Most amazing is that Russia is playing military catch-up while other global powers such as the United States, Britain, France and even China are undergoing what defense experts call a revolution in military affairs. These countries were on the cutting edge of information-technology breakthroughs in the 1990s, and this allowed them to bring real-time battlefield data to commanders in the field -- whether on land, sea, air or space. The uncertainty about the enemy's battlefield movements -- which was once considered an inevitable aspect of armed conflict -- is now gradually dissipating thanks to these new information technologies. For example, witnesses on the ground tell me that there is now a constant noise from the buzzing engines of unpiloted aircraft in the skies over Afghanistan and Iraq. The drones carry video cameras that relay a bird's-eye view of any piece of territory a commander is assigned to manage. Every officer, right down to the level of a platoon commander, can view the activity in any conflict zone with the aid of a laptop computer. On a larger strategic level, these technologies provide complete and unchallengeable battlefield superiority.

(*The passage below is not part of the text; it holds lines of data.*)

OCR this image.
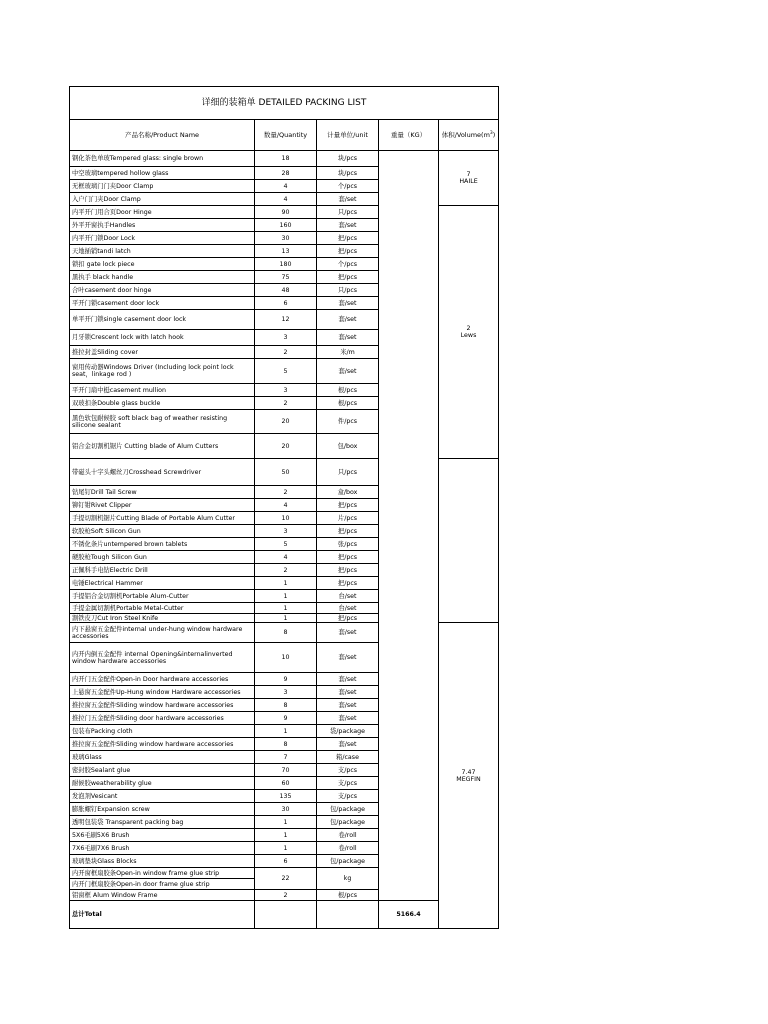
详细的装箱单 DETAILED PACKING LIST					
产品名称/Product Name	数量/Quantity	计量单位/unit	重量（KG）	体积$/Volume(m^3)$	
钢化茶色单玻Tempered glass: single brown	18	块/pcs		7
HAILE	

中空玻璃tempered hollow glass	28	块/pcs			
无框玻璃门门夹Door Clamp	4	个/pcs			
入户门门夹Door Clamp	4	套/set			
内平开门用合页Door Hinge	90	只/pcs		2
Lews	

外平开窗执手Handles	160	套/set			
内平开门锁Door Lock	30	把/pcs			
天地插销tandi latch	13	把/pcs			
锁扣 gate lock piece	180	个/pcs			
黑执手 black handle	75	把/pcs			
合叶casement door hinge	48	只/pcs			
平开门锁casement door lock	6	套/set			
单平开门锁single casement door lock	12	套/set			
月牙锁Crescent lock with latch hook	3	套/set			
推拉封盖Sliding cover	2	米/m			
窗用传动器Windows Driver (Including lock point lock seat，linkage rod )	5	套/set			
平开门扇中梃casement mullion	3	根/pcs			
双玻扣条Double glass buckle	2	根/pcs			
黑色软包耐候胶 soft black bag of weather resisting silicone sealant	20	件/pcs	

铝合金切割机锯片 Cutting blade of Alum Cutters	20	包/box			
带磁头十字头螺丝刀Crosshead Screwdriver	50	只/pcs			
钻尾钉Drill Tail Screw	2	盒/box			
铆钉钳Rivet Clipper	4	把/pcs			
手提切割机锯片Cutting Blade of Portable Alum Cutter	10	片/pcs			
软胶枪Soft Silicon Gun	3	把/pcs			
不锈化条片untempered brown tablets	5	张/pcs			
硬胶枪Tough Silicon Gun	4	把/pcs			
正佩科手电钻Electric Drill	2	把/pcs			
电锤Electrical Hammer	1	把/pcs			
手提铝合金切割机Portable Alum-Cutter	1	台/set			
手提金属切割机Portable Metal-Cutter	1	台/set			
割铁皮刀Cut Iron Steel Knife	1	把/pcs			
内下悬窗五金配件internal under-hung window hardware accessories	8	套/set		7.47
MEGFIN	

内开内倒五金配件 internal Opening&internalinverted window hardware accessories	10	套/set			
内开门五金配件Open-in Door hardware accessories	9	套/set			
上悬窗五金配件Up-Hung window Hardware accessories	3	套/set			
推拉窗五金配件Sliding window hardware accessories	8	套/set			
推拉门五金配件Sliding door hardware accessories	9	套/set			
包装布Packing cloth	1	袋/package			
推拉窗五金配件Sliding window hardware accessories	8	套/set			
玻璃Glass	7	箱/case			
密封胶Sealant glue	70	支/pcs			
耐候胶weatherability glue	60	支/pcs			
发泡剂Vesicant	135	支/pcs			
膨胀螺钉Expansion screw	30	包/package			
透明包装袋 Transparent packing bag	1	包/package			
5X6毛刷5X6 Brush	1	卷/roll			
7X6毛刷7X6 Brush	1	卷/roll			
玻璃垫块Glass Blocks	6	包/package			
内开窗框扇胶条Open-in window frame glue strip	22	kg			
内开门框扇胶条Open-in door frame glue strip					
铝窗框 Alum Window Frame	2	根/pcs			
总计Total			5166.4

But Russia has done practically nothing in this high-tech sphere. Ivanov, now first deputy prime minister, recently revealed the total failure of Russia's Global Navigation Satellite System. The program's creators had promised for the last decade that the system would give both civil and military users advanced positioning capabilities, which is clearly essential to the military's precision-weapons systems. It turned out that domestic industries could not manufacture all of the components necessary for the system. If the country's military brass were serious about creating an innovative army, they would focus their energies on information technologies.

Russia's military leadership established the post of deputy minister for computer science, but to get an idea of how useful this department will be, it is enough to read the report by Alexander Burutin, deputy chief of the General Staff: His definition of "information wars" is the threat of a hacker attack on the country's computer networks.

However you look at it, there is no basis for hoping that Russia will create the innovative army Putin has promised. This is because the Kremlin promises one thing, and the armed forces move in exactly the opposite direction. And for that matter, so does the rest of the country.

Alexander Golts is deputy editor of the online newspaper Yezhednevny Zhurnal.